Shahé Mankerian’s collection of poetry ‘History of Forgetfulness’ manages to make the personal political, weaving intimate, domestic details of childhood and family life with the wider landscape of civil war in Beirut. In his devastating first line, Shahé writes “I got my schooling at the morgue”.
We were the amber gods
that day; we turned away
from childhood, faced the smoke,
and screamed much louder than
the cat, the scorching rats,
the maggots fed on flesh;
and louder than the bomb
that stopped ticking at last.
- From ‘Books’
Poet Shahé Mankerian is the principal of St. Gregory Hovsepian School and the poetry co-director of Rockvale Review.

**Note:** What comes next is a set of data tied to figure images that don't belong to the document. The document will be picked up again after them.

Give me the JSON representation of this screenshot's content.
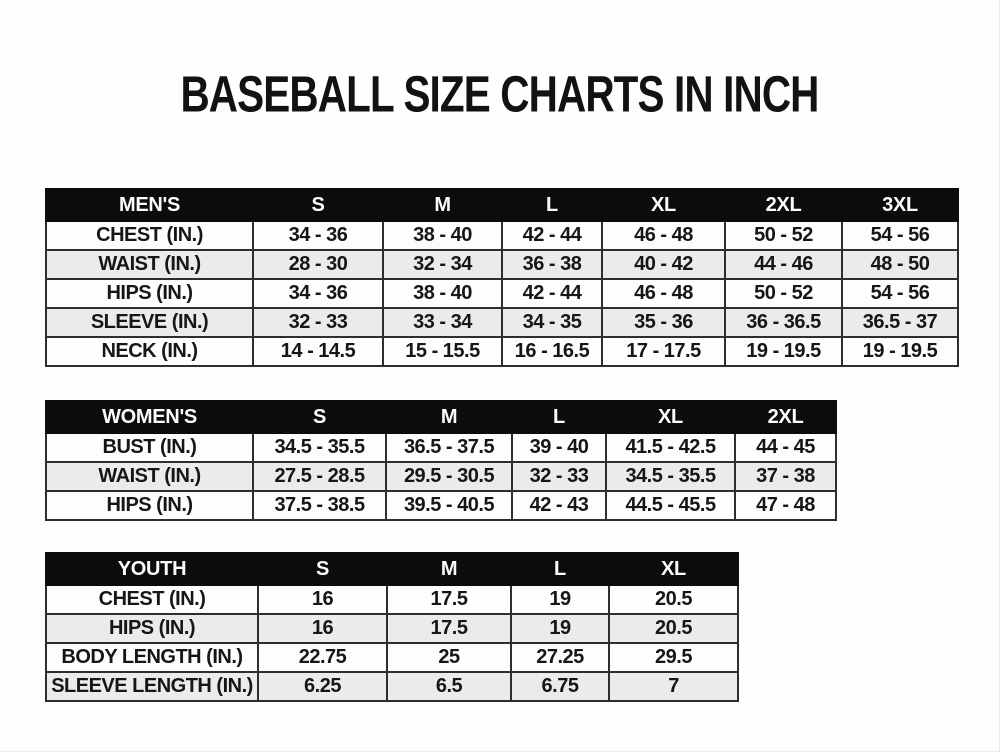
{
  "page": {
    "title": "BASEBALL SIZE CHARTS IN INCH",
    "unit": "inch"
  },
  "colors": {
    "page_background": "#fefefe",
    "table_header_bg": "#0c0c0c",
    "table_header_text": "#fcfcfc",
    "row_bg": "#fdfdfd",
    "row_alt_bg": "#ebebeb",
    "border": "#2e2e2e",
    "text": "#161616"
  },
  "tables": [
    {
      "name": "mens",
      "header": [
        "MEN'S",
        "S",
        "M",
        "L",
        "XL",
        "2XL",
        "3XL"
      ],
      "rows": [
        {
          "label": "CHEST (IN.)",
          "values": [
            "34 - 36",
            "38 - 40",
            "42 - 44",
            "46 - 48",
            "50 - 52",
            "54 - 56"
          ]
        },
        {
          "label": "WAIST (IN.)",
          "values": [
            "28 - 30",
            "32 - 34",
            "36 - 38",
            "40 - 42",
            "44 - 46",
            "48 - 50"
          ]
        },
        {
          "label": "HIPS (IN.)",
          "values": [
            "34 - 36",
            "38 - 40",
            "42 - 44",
            "46 - 48",
            "50 - 52",
            "54 - 56"
          ]
        },
        {
          "label": "SLEEVE (IN.)",
          "values": [
            "32 - 33",
            "33 - 34",
            "34 - 35",
            "35 - 36",
            "36 - 36.5",
            "36.5 - 37"
          ]
        },
        {
          "label": "NECK (IN.)",
          "values": [
            "14 - 14.5",
            "15 - 15.5",
            "16 - 16.5",
            "17 - 17.5",
            "19 - 19.5",
            "19 - 19.5"
          ]
        }
      ]
    },
    {
      "name": "womens",
      "header": [
        "WOMEN'S",
        "S",
        "M",
        "L",
        "XL",
        "2XL"
      ],
      "rows": [
        {
          "label": "BUST (IN.)",
          "values": [
            "34.5 - 35.5",
            "36.5 - 37.5",
            "39 - 40",
            "41.5 - 42.5",
            "44 - 45"
          ]
        },
        {
          "label": "WAIST (IN.)",
          "values": [
            "27.5 - 28.5",
            "29.5 - 30.5",
            "32 - 33",
            "34.5 - 35.5",
            "37 - 38"
          ]
        },
        {
          "label": "HIPS (IN.)",
          "values": [
            "37.5 - 38.5",
            "39.5 - 40.5",
            "42 - 43",
            "44.5 - 45.5",
            "47 - 48"
          ]
        }
      ]
    },
    {
      "name": "youth",
      "header": [
        "YOUTH",
        "S",
        "M",
        "L",
        "XL"
      ],
      "rows": [
        {
          "label": "CHEST (IN.)",
          "values": [
            "16",
            "17.5",
            "19",
            "20.5"
          ]
        },
        {
          "label": "HIPS (IN.)",
          "values": [
            "16",
            "17.5",
            "19",
            "20.5"
          ]
        },
        {
          "label": "BODY LENGTH (IN.)",
          "values": [
            "22.75",
            "25",
            "27.25",
            "29.5"
          ]
        },
        {
          "label": "SLEEVE LENGTH (IN.)",
          "values": [
            "6.25",
            "6.5",
            "6.75",
            "7"
          ]
        }
      ]
    }
  ]
}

His manuscript, History of Forgetfulness, has been a finalist at the Bibby First Book Competition, the Crab Orchard Poetry Open Competition, the Quercus Review Press Poetry Book Award, and the White Pine Press Prize. Online publications, Border Crossing and Cahoodaloodaling, have nominated Shahé’s poems for the 2018 Best of the Net. Visible Poetry Project’s animation of Mankerian’s poem, “The Last Mosque,” premiered at the 2018 New York Poetry Festival. He received the 2017 Editors’ Prize from MARY: A Journal of New Writing.